Cybercrime by the numbers: Corporate 'consequences' mount to $13M
It is not as easy as breaking open a porcelain piggy bank, but stealing money in 2019 offers a greater reward.
Money is the shared goal of hackers with bad intentions, though their modus operandi differs. Cybercrime — defined by security breaches, malicious code, or internal threats — shapes how a company operates internally and how it is viewed by the public.
When security fails the price tag to fix it is hefty and it can signal corporate irresponsibility. Security practices have to change, whether that includes workforce buy-in, larger budgets, or new solutions like more automation.
"Humans are still the weakest link," according to Accenture's 2019 Cost of Cybercrime study of more than 2,600 senior leaders. Human error is often at fault for exposing private information or undermining internal security practices with insider attacks.
Employees are more detrimental to security than hackers.
Defining risk in terms of financial impact make the ears of nontechnical leaders perk up. Cybersecurity is the No. 1 external concern for CEOs, even CEOs in the financial industry rank it above the threat of another recession.
CIO Dive broke down Accenture's cost of cybercrime report over several years. Here are the most jarring numbers:$13 million: The average cost of cybercrime for a company in 2018
Cybercrime hit the banking and utility sectors the hardest; both industries faced an increase from 2017. In 2018, cybercrime cost the banking industry about $18 million and utilities about $17.8 million.
The public sector suffers the least financial burden of cybercrime, with an average cost of almost $8 million in 2018, according to the report.
However, when Atlanta was hit by hacker group SamSam nearly a year ago, the city's recovery costs were substantial. After the first month, the city coughed up $3 million and by June, the office of the CIO requested another $9.5 million.
The financial costs of a cyberattack are only the beginning. Attacks can leave enterprise systems damaged beyond repair, requiring a technology refresh outside a planned budget or buying cycle.
A technology refresh cycle is costly and laborious. While Atlanta's city employees were sharing a "single clunky personal laptop," after 2017's Nyetya attack Maersk performed a "herculean resilience." In 10 days the shipping company reinstalled more than 4,00 servers, 45,000 PCs and 2,500 applications. Most agree that Maersk's recovery was somewhat of an anomaly.67%: The increased rate of security breaches over the last five years
In 2019, name some of the most historic data breaches, including Yahoo, Equifax and Marriott.
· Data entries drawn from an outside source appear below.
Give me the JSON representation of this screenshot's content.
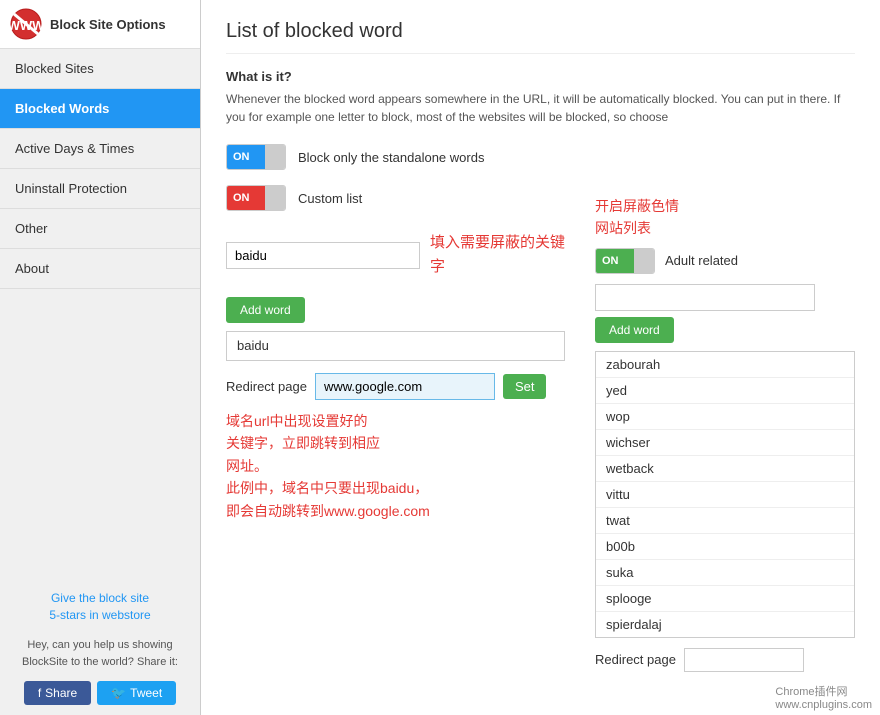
{
  "sidebar": {
    "title": "Block Site Options",
    "items": [
      {
        "id": "blocked-sites",
        "label": "Blocked Sites",
        "active": false
      },
      {
        "id": "blocked-words",
        "label": "Blocked Words",
        "active": true
      },
      {
        "id": "active-days-times",
        "label": "Active Days & Times",
        "active": false
      },
      {
        "id": "uninstall-protection",
        "label": "Uninstall Protection",
        "active": false
      },
      {
        "id": "other",
        "label": "Other",
        "active": false
      },
      {
        "id": "about",
        "label": "About",
        "active": false
      }
    ],
    "promo_text": "Give the block site\n5-stars in webstore",
    "share_text": "Hey, can you help us showing BlockSite to the world? Share it:",
    "btn_share": "Share",
    "btn_tweet": "Tweet"
  },
  "main": {
    "page_title": "List of blocked word",
    "what_is_it_label": "What is it?",
    "description": "Whenever the blocked word appears somewhere in the URL, it will be automatically blocked. You can put in there. If you for example one letter to block, most of the websites will be blocked, so choose",
    "toggle_standalone": {
      "on_label": "ON",
      "description": "Block only the standalone words"
    },
    "custom_list": {
      "on_label": "ON",
      "label": "Custom list"
    },
    "word_input_placeholder": "baidu",
    "word_input_value": "baidu",
    "btn_add_word": "Add word",
    "blocked_word_entry": "baidu",
    "redirect_label": "Redirect page",
    "redirect_value": "www.google.com",
    "btn_set": "Set",
    "annotation1": "填入需要屏蔽的关键字",
    "annotation2": "域名url中出现设置好的\n关键字，立即跳转到相应\n网址。\n此例中，域名中只要出现baidu，\n即会自动跳转到www.google.com",
    "annotation_right": "开启屏蔽色情\n网站列表",
    "adult_toggle": {
      "on_label": "ON",
      "description": "Adult related"
    },
    "right_add_word_btn": "Add word",
    "right_words": [
      "zabourah",
      "yed",
      "wop",
      "wichser",
      "wetback",
      "vittu",
      "twat",
      "b00b",
      "suka",
      "splooge",
      "spierdalaj"
    ],
    "right_redirect_label": "Redirect page",
    "watermark": "Chrome插件网\nwww.cnplugins.com"
  }
}
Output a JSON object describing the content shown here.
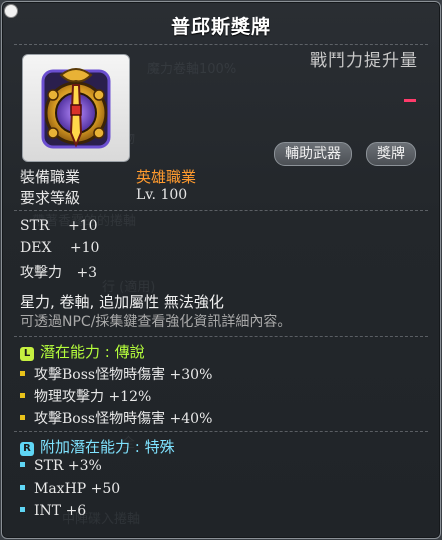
{
  "title": "普邱斯獎牌",
  "power_label": "戰鬥力提升量",
  "tags": [
    "輔助武器",
    "獎牌"
  ],
  "requirements": {
    "job_label": "裝備職業",
    "job_value": "英雄職業",
    "level_label": "要求等級",
    "level_value": "Lv. 100"
  },
  "stats": [
    {
      "name": "STR",
      "value": "+10"
    },
    {
      "name": "DEX",
      "value": "+10"
    },
    {
      "name": "攻擊力",
      "value": "+3"
    }
  ],
  "notes": {
    "line1": "星力, 卷軸, 追加屬性 無法強化",
    "line2": "可透過NPC/採集鍵查看強化資訊詳細內容。"
  },
  "potential": {
    "badge": "L",
    "header": "潛在能力 : 傳說",
    "lines": [
      "攻擊Boss怪物時傷害 +30%",
      "物理攻擊力 +12%",
      "攻擊Boss怪物時傷害 +40%"
    ]
  },
  "additional": {
    "badge": "R",
    "header": "附加潛在能力 : 特殊",
    "lines": [
      "STR +3%",
      "MaxHP +50",
      "INT +6"
    ]
  },
  "colors": {
    "job_value": "#ff9a2e",
    "potential_header": "#b6ff3c",
    "potential_badge": "#c6f040",
    "potential_dot": "#e8c21a",
    "additional_header": "#7fe3ff",
    "additional_badge": "#5fd6f5",
    "additional_dot": "#5fd6f5",
    "note_dim": "#a9a9a9",
    "power_value": "#ff3b6b"
  },
  "icons": {
    "item": "medal-emblem-icon"
  }
}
Companies scarred by their security flaws have shown they are cleaning up their acts. Some companies, like Home Depot, appoint a CISO after not having a formal security chief.
But between 2017 and 2018 there was about an 11% increase in the average number of security breaches alone, not including other modes of cyberattacks, according to Accenture.
Only about one-third of companies view security as a threat to business growth, yet companies and and nontechnical employees continue to introduce digital services to their environment, adding risk or compliance issues.
In light of a possible economic decline, it's tempting for companies to support investments that will yield quick returns while delaying expenditure on long-term projects. The additions of digital services demand a layer of security from development and beyond, or risk becoming the latest company to headline a breach story.11%: The rise in malware-related costs from 2017 to 2018
Malware is the most expensive cyberthreat for companies, totalling about $2.6 million in 2018.
Despite the shambles 2017's ransomware attacks left companies in, ransomware was almost the cheapest cybercrime, outranking just botnets. Ransomware cost under $700,000 for cybercrime in 2018.
The lingering concern for cyberattacks is how long a business must function without reliant systems. The interruption of business, lost information, revenue loss and equipment damage are the four primary "consequences" of cybercrime, but each come with their own price tag.
The most costly consequence is lost information, reaching nearly $6 million in 2018. By comparison, in 2015 lost information cost less than $3 million. The cost of business disruption reached about $4 million in 2018 compared to just $3 million in 2015.
The costs come down to how much companies spend to discover, investigate, contain and recover from cyberattacks. "After-the-fact activities" like offsetting business interruptions and losing customers are also included in expenditures.
Balancing the gap between the customer experience and digital security is a fine line for IT professionals to walk, especially when budget, staff, time and implementation efforts are weak. Still, the most interest lies in authentication and identity verification methods, like biometrics.One last stat:
The largest fine to date under the GDPR was $57 million.
Recovery from cybercrimes is expensive, but new regulations and fines will raise those costs.
With the emergence of stricter regulations regarding consumer privacy and data rights, companies have to be more diligent about managing information.
Google was on the receiving end of a "game changing" GDPR fine in February after regulators claimed the company failed to appropriately relay what data was collected, why it was processed, how long it was stored and how it sufficiently obtained consent from users.
Google has since begun the appeal process, claiming it created a GDPR-compliant consent process for personalized ads.
As California mounted its privacy laws last year, which go into effect on Jan. 1, 2020, the country is revving up for further regulations and therefore larger fines for data and security misconduct.